Kate, Randall, and Teddy finally get face time with Madam (love that though) President who is told that a “planet killer” comet with the strength of “a billion Hiroshima bombs” will destroy Earth in six months, and apart from not really paying them much attention, on the advice of her failson Jason(Jonah Hill) the President asks them to “sit tight and assess” the situation. After all, Mich State is barely an Ivy League. Who cares if they have the best astronomy department in the world. We also meet Peter Isherwell (Rylance), a cell phone tycoon with just the most luminous fake teeth ever.

And of course the whole impact on the midterms.

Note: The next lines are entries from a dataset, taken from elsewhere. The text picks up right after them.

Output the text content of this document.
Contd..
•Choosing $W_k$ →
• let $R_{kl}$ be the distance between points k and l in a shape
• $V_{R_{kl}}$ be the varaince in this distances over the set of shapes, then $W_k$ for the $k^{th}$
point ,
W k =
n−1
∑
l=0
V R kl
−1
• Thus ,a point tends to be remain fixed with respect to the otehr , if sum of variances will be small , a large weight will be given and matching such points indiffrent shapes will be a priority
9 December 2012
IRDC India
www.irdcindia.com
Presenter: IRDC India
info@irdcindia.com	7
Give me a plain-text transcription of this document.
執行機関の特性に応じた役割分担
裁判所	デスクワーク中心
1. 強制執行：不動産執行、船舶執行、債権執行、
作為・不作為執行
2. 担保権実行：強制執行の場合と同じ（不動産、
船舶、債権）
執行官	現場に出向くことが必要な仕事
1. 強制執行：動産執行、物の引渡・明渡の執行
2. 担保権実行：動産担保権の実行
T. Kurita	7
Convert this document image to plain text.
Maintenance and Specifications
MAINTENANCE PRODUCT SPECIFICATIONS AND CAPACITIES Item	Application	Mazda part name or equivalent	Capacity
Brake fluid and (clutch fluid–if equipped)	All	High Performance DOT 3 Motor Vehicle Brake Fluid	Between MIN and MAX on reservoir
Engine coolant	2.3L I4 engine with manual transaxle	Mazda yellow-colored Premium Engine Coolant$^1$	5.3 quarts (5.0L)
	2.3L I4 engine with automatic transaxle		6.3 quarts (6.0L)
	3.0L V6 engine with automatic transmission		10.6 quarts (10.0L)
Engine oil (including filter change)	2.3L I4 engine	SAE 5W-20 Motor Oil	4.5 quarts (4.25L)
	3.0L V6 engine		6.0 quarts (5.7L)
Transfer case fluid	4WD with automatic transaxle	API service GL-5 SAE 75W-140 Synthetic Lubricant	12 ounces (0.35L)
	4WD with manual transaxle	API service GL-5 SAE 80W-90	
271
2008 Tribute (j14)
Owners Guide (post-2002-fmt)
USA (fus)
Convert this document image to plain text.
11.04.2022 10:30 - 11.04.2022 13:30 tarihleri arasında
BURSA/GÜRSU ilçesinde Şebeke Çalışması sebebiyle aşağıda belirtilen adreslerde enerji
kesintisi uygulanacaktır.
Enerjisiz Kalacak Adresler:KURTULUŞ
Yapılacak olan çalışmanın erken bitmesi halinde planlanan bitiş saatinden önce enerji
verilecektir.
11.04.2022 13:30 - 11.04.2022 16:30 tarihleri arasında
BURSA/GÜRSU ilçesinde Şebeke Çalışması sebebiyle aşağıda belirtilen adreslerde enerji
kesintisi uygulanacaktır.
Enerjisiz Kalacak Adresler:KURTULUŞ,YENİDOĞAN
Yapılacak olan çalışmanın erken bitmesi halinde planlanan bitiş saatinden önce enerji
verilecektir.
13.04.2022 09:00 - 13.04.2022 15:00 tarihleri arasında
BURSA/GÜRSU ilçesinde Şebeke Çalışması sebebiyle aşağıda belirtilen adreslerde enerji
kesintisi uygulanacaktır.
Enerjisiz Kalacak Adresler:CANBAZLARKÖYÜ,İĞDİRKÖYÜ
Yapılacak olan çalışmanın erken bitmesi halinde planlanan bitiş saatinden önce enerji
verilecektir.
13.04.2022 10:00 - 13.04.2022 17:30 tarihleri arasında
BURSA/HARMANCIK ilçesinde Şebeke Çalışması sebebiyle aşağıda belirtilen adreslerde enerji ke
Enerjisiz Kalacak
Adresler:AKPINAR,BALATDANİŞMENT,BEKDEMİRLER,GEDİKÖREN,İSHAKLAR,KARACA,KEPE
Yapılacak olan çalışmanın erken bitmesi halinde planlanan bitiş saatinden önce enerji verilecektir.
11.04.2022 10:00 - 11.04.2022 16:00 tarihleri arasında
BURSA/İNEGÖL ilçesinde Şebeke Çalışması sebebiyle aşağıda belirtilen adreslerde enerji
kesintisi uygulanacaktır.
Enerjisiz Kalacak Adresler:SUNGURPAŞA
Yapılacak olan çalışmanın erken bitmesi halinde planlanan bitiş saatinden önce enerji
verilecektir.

Randall and Kate get into a chat circuit whose two hosts (Blanchett and Perry) can’t take anything seriously, especially the end times. Randall becomes the “sexy astronomer” on magazine covers, while Kate’s tearful and angry plea gets her meme’d to her degree of agitation at not being heard. The POTUS eventually comes around since the comet keeps getting bigger and closer and a plan to deflect the comet with nukes is derailed; the cell phone guy exerts his influence and they all plan for their life afterlife to end on earth in cryo space.

IN THE KNOW

McKay’s screenplays are always excellent for several big laughs, and the long list of Hollywood VIPs is just the icing on the cake. McKay takes aim at Trump rallies, social media and reality-TV frippery, the slow creep of ethical compromise in news media, political nepotism, isolated billionaires, the growing global influence of Big Tech, science denialism all of it so true of the state of our country and hits home on every issue in this satire.

Cannot begin to tell you guys the importance of this movie. We must talk about it.